Kata Kunci: Struktur sosial patriarki; Perempuan peyelenggara pemilu; partisipasi perempuan

 

PENDAHULUAN

 

Setelah mengalami kooptasi kekuasaan sedemikian rupa selama 32 tahun otoriatrianisme Orde Baru, proses Pemilu Indonesia pada masa reformasi pada akhirnya mengalami demokratisasi. Pemilu pertama pada tahun 2004 menjadi pengalaman penting bagi Indonesia untuk melembagakan institusi, prosedur, dan mekanisme pemilihan umum secara langsung dalam suatu tatanan masyarakat yang beragam dengan skala geografi yang begitu luas. Partai politik mulai mengkonsolidasikan kekuatan, dan berupaya menjadi pemenang dalam setiap kompetisi elektoral secara langsung, baik untuk memilih anggota parlemen maupun presiden. Sementara itu, lembaga penyelenggara Pemilu yang bertindak sebagai wasit dalam kompetisi, perlahan-lahan mulai mematangkan institusi untuk bertindak berdasarkan kerangka hukum yang telah diakui. Salah satu kemajuan yang telah terlembaga dalam sistem Pemilu di Indonesia adalah terbitnya undang-undang nomo 07 tahun 2017 tentang Pemilihan Umum. Peraturan ini tidak hanya mengatur tentang sistem Pemilu, akan tetapi juga mengakomodir keberpihakan terhadap isu-isu gender dengan mempertimbangkan keterwakilan perempuan

 

sebanyak 30% sebagai suatu aksi afirmatif penyetaraan perempuan, baik itu pada peserta pemilu, maupun penyelenggara pemilu.
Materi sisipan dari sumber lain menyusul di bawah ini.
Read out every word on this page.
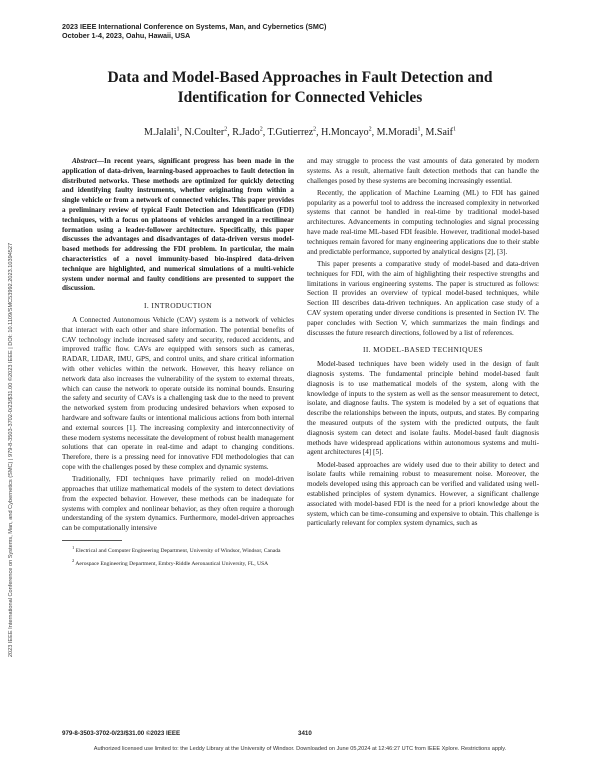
2023 IEEE International Conference on Systems, Man, and Cybernetics (SMC)
October 1-4, 2023, Oahu, Hawaii, USA
Data and Model-Based Approaches in Fault Detection and
Identification for Connected Vehicles
M.Jalali$^1$, N.Coulter$^2$, R.Jado$^2$, T.Gutierrez$^2$, H.Moncayo$^2$, M.Moradi$^1$, M.Saif$^1$
2023 IEEE International Conference on Systems, Man, and Cybernetics (SMC) | 979-8-3503-3702-0/23/$31.00 ©2023 IEEE | DOI: 10.1109/SMC53992.2023.10394527

Abstract—In recent years, significant progress has been made in the application of data-driven, learning-based approaches to fault detection in distributed networks. These methods are optimized for quickly detecting and identifying faulty instruments, whether originating from within a single vehicle or from a network of connected vehicles. This paper provides a preliminary review of typical Fault Detection and Identification (FDI) techniques, with a focus on platoons of vehicles arranged in a rectilinear formation using a leader-follower architecture. Specifically, this paper discusses the advantages and disadvantages of data-driven versus model-based methods for addressing the FDI problem. In particular, the main characteristics of a novel immunity-based bio-inspired data-driven technique are highlighted, and numerical simulations of a multi-vehicle system under normal and faulty conditions are presented to support the discussion.

I. INTRODUCTION

A Connected Autonomous Vehicle (CAV) system is a network of vehicles that interact with each other and share information. The potential benefits of CAV technology include increased safety and security, reduced accidents, and improved traffic flow. CAVs are equipped with sensors such as cameras, RADAR, LIDAR, IMU, GPS, and control units, and share critical information with other vehicles within the network. However, this heavy reliance on network data also increases the vulnerability of the system to external threats, which can cause the network to operate outside its nominal bounds. Ensuring the safety and security of CAVs is a challenging task due to the need to prevent the networked system from producing undesired behaviors when exposed to hardware and software faults or intentional malicious actions from both internal and external sources [1]. The increasing complexity and interconnectivity of these modern systems necessitate the development of robust health management solutions that can operate in real-time and adapt to changing conditions. Therefore, there is a pressing need for innovative FDI methodologies that can cope with the challenges posed by these complex and dynamic systems.

Traditionally, FDI techniques have primarily relied on model-driven approaches that utilize mathematical models of the system to detect deviations from the expected behavior. However, these methods can be inadequate for systems with complex and nonlinear behavior, as they often require a thorough understanding of the system dynamics. Furthermore, model-driven approaches can be computationally intensive

$^1$ Electrical and Computer Engineering Department, University of Windsor, Windsor, Canada

$^2$ Aerospace Engineering Department, Embry-Riddle Aeronautical University, FL, USA

and may struggle to process the vast amounts of data generated by modern systems. As a result, alternative fault detection methods that can handle the challenges posed by these systems are becoming increasingly essential.

Recently, the application of Machine Learning (ML) to FDI has gained popularity as a powerful tool to address the increased complexity in networked systems that cannot be handled in real-time by traditional model-based architectures. Advancements in computing technologies and signal processing have made real-time ML-based FDI feasible. However, traditional model-based techniques remain favored for many engineering applications due to their stable and predictable performance, supported by analytical designs [2], [3].

This paper presents a comparative study of model-based and data-driven techniques for FDI, with the aim of highlighting their respective strengths and limitations in various engineering systems. The paper is structured as follows: Section II provides an overview of typical model-based techniques, while Section III describes data-driven techniques. An application case study of a CAV system operating under diverse conditions is presented in Section IV. The paper concludes with Section V, which summarizes the main findings and discusses the future research directions, followed by a list of references.

II. MODEL-BASED TECHNIQUES

Model-based techniques have been widely used in the design of fault diagnosis systems. The fundamental principle behind model-based fault diagnosis is to use mathematical models of the system, along with the knowledge of inputs to the system as well as the sensor measurement to detect, isolate, and diagnose faults. The system is modeled by a set of equations that describe the relationships between the inputs, outputs, and states. By comparing the measured outputs of the system with the predicted outputs, the fault diagnosis system can detect and isolate faults. Model-based fault diagnosis methods have widespread applications within autonomous systems and multi-agent architectures [4] [5].

Model-based approaches are widely used due to their ability to detect and isolate faults while remaining robust to measurement noise. Moreover, the models developed using this approach can be verified and validated using well-established principles of system dynamics. However, a significant challenge associated with model-based FDI is the need for a priori knowledge about the system, which can be time-consuming and expensive to obtain. This challenge is particularly relevant for complex system dynamics, such as

979-8-3503-3702-0/23/$31.00 ©2023 IEEE	3410
Authorized licensed use limited to: the Leddy Library at the University of Windsor. Downloaded on June 05,2024 at 12:46:27 UTC from IEEE Xplore. Restrictions apply.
Namun demikian, pelembagaan aturan yang sekilas berkontribusi pada kemajuan penataan sistem pemilu, khususnya melalui aksi afirmatif keterwakilan perempuan, baik dalam peserta pemilu atau penyelenggara pemilu, bukan berarti telah menghilangkan strukstur sosial bersifat patriarkis yang dapat menjegal partisipasi ataupun keterwakilan perempuan. Perbaikan reformis secara institusional nyatanya masih meninggalkan struktur relasi superior-inferior antara laki-laki dan perempuan.

Studi yang dilakukan oleh PUSKAPOL UI memperlihatkan bahwa walaupun terjadi partisipasi secara relatif oleh perempuan dalam lembaga penyelenggara pemilu seperti Bawaslu maupun KPU, nyatanya perempuan penyelenggara pemilu masih mengalami hambatan. Penghambat tersebut akibat masih bertahannya relasi sosial patriarkis dalam lembaga penyelenggaraan pemilu yang merupakan struktur dominan yang tidak sekedar menghambat, akan tetapi juga sebagai pembatas (lihat PUSKAPOL UI: 2016). Perempuan harus melewati serangkaian tahapan seleksi yang di dalamnya seringkali tidak mengadopsi keberpihakan gender, sehingga perempuan calon penyelenggara tidak jarang mengalami ragam keterbatasan untuk menjadi bagian dari penyelenggara pemilu di Bawaslu maupun di KPU.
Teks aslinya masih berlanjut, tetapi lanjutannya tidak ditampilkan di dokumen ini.